基金Supported by National Natural Science Foundation of China(Grant No.51275329)the Youth Fund Program of Taiyuan University of Science and Technology,China(Grant No.20113014)
文摘In design optimization of crane metal structures, present approaches are based on simple models and mixed variables, which are difficult to use in practice and usually lead to failure of optimized results for rounding variables. Crane metal structure optimal design(CMSOD) belongs to a constrained nonlinear optimization problem with discrete variables.

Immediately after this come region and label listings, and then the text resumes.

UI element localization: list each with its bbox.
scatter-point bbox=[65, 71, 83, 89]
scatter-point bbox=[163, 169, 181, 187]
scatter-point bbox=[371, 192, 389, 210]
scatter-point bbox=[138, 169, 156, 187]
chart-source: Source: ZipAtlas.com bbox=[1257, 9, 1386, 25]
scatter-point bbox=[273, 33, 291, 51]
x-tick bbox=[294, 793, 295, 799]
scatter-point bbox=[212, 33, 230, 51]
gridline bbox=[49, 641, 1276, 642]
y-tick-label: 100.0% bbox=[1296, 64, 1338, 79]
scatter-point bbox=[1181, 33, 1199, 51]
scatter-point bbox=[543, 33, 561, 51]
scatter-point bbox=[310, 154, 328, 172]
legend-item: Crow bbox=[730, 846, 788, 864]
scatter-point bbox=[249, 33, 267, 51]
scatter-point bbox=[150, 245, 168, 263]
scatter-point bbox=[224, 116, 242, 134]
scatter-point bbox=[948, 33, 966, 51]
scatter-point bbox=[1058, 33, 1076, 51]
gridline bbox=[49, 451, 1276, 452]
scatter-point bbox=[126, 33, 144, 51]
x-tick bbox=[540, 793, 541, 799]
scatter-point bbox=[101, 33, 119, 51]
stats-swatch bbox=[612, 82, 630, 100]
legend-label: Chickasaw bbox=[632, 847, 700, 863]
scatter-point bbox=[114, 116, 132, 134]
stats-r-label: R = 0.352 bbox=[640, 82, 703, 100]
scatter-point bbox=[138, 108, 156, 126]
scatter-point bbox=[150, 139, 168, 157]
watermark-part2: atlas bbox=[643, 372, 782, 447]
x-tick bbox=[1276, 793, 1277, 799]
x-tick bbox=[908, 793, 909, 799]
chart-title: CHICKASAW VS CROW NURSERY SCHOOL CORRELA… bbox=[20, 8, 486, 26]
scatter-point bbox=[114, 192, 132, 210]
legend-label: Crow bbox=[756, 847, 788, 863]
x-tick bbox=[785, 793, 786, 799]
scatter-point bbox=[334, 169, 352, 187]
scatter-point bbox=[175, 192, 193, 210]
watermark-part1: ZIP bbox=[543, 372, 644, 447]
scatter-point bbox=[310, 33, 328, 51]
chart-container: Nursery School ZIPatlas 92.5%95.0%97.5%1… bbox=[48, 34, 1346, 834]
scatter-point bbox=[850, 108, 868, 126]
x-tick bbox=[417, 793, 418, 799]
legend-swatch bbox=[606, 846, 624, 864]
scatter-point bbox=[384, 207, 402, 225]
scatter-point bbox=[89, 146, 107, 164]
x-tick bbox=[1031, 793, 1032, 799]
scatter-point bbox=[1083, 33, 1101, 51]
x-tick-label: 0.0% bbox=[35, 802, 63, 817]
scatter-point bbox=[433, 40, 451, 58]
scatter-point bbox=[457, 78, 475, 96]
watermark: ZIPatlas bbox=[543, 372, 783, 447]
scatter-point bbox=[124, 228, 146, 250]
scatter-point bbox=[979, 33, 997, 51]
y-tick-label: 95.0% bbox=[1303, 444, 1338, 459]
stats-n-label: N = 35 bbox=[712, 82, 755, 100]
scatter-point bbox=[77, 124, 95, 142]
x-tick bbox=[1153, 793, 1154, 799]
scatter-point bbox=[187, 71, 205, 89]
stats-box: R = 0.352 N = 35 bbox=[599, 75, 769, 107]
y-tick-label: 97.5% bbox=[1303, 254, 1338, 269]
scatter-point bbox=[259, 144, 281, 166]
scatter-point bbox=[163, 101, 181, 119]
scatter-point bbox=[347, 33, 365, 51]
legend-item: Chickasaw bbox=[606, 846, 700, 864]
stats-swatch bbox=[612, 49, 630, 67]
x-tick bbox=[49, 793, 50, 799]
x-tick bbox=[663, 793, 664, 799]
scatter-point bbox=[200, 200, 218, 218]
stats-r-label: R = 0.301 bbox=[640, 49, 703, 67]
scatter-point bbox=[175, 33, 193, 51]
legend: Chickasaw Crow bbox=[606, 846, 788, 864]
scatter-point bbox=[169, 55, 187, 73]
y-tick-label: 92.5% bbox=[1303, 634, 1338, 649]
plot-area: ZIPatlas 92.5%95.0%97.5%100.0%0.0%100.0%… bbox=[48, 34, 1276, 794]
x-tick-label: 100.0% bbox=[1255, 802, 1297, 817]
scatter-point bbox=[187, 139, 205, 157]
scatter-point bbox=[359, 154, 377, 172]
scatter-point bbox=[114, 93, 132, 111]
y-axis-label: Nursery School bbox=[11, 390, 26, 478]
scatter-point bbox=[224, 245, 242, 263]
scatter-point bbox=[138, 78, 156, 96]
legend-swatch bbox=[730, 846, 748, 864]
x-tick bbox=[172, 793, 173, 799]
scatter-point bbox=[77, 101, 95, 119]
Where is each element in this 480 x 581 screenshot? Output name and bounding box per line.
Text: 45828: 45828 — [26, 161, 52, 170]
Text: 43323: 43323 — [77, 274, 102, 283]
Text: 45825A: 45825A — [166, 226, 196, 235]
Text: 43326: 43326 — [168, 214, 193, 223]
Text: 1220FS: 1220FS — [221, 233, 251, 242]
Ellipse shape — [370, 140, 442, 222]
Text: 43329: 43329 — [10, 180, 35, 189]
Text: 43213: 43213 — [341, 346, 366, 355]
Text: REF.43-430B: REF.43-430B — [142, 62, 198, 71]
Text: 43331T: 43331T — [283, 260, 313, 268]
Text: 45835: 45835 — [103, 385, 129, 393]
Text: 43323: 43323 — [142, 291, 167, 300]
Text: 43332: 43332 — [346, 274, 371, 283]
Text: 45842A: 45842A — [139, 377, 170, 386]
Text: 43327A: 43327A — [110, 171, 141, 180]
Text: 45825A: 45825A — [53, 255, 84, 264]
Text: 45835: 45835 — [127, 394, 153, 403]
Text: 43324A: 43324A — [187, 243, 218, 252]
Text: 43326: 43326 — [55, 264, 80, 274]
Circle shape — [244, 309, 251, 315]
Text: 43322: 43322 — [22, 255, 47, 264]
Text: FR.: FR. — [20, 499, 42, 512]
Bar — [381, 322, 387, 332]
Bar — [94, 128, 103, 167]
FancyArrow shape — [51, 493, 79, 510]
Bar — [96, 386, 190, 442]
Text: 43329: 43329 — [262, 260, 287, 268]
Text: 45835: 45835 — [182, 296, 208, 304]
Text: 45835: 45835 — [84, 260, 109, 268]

A novel algorithm combining ant colony algorithm with a mutation-based local search(ACAM) is developed and used for a real CMSOD for the first time. In the algorithm model, the encoded mode of continuous array elements is introduced. This not only avoids the need to round optimization design variables during mixed variable optimization, but also facilitates the construction of heuristic information, and the storage and update of the ant colony pheromone. Together with the proposed ACAM, a genetic algorithm(GA) and particle swarm optimization(PSO) are used to optimize the metal structure of a crane. The optimization results show that the convergence speed of ACAM is approximately 20% of that of the GA and around 11% of that of the PSO. The objective function value given by ACAM is 22.23% less than the practical design value, a reduction of 16.42% over the GA and 3.27% over the PSO. The developed ACAM is an effective intelligent method for CMSOD and superior to other methods.